Redécouper un appartement parisien — créer une chambre, fermer un espace, gagner un rangement — passe par les cloisons. C’est un travail qui paraît simple et qui se juge sur deux points invisibles une fois la peinture passée : la cloison est-elle bien désolidarisée, et isole-t-elle réellement du bruit. La plupart des déceptions viennent de là.
Avant de démolir : le mur est-il porteur ?
Dans le bâti parisien ancien, l’épaisseur n’est pas un indice fiable. On rencontre des cloisons en plâtre sur lattis de belle épaisseur qui ne portent rien, et des murs de refend relativement fins qui portent le plancher. Le sens de portée des solives donne une indication, mais la vérification se fait sur place, au besoin avec un bureau d’études.

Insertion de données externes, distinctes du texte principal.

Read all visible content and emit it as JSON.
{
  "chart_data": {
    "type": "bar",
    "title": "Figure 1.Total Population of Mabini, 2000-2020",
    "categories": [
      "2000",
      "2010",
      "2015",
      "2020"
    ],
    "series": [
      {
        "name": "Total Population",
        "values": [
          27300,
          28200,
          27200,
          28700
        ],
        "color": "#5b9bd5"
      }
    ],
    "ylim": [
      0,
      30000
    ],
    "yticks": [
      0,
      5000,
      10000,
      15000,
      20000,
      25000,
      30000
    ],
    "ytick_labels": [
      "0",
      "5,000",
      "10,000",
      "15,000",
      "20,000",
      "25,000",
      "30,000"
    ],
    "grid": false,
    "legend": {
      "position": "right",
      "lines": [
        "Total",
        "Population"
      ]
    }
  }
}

Ouvrir un mur porteur reste possible : cela suppose une étude de structure, la pose d’une poutre de reprise dimensionnée, et l’accord de la copropriété puisque la structure est une partie commune. C’est un autre projet que l’abattage d’une cloison — en délai comme en budget.
Cloison sèche ou carreau de plâtre
Deux techniques, deux usages :
- La cloison sèche (ossature métallique et plaques de plâtre) est la solution la plus polyvalente. Elle est légère — un vrai avantage sur plancher bois —, elle permet de loger isolant et réseaux dans son épaisseur, et ses performances acoustiques sont réglables par le choix des plaques et de l’isolant.
- Le carreau de plâtre est plus rapide à monter et plus rigide, mais plus lourd, sans vide technique, et nettement moins performant en acoustique à épaisseur comparable.
Sur un plancher bois ancien, le poids n’est pas un détail : c’est un des critères qui tranchent.
L’acoustique, ce qui fait vraiment la différence
Une cloison sèche standard sans traitement laisse passer les conversations. Quatre points déterminent le résultat :
- L’isolant en âme : le vide doit être rempli d’un matériau absorbant, pas laissé creux — une cloison creuse fait caisse de résonance.
- Le désolidarisement : bandes résilientes en pied et en tête, pour que la cloison ne transmette pas les vibrations à la structure.
- Le doublage des plaques ou l’emploi de plaques haute densité, qui augmentent la masse.
- L’étanchéité à l’air : le moindre défaut aux jonctions ou autour d’un boîtier électrique dégrade l’ensemble. Deux boîtiers dos à dos dans la même cloison créent un passage direct pour le son.
Ce dernier point explique la plupart des cloisons décevantes : le montage était correct, mais percé.
Choisir la bonne plaque
- Plaque standard pour les pièces sèches.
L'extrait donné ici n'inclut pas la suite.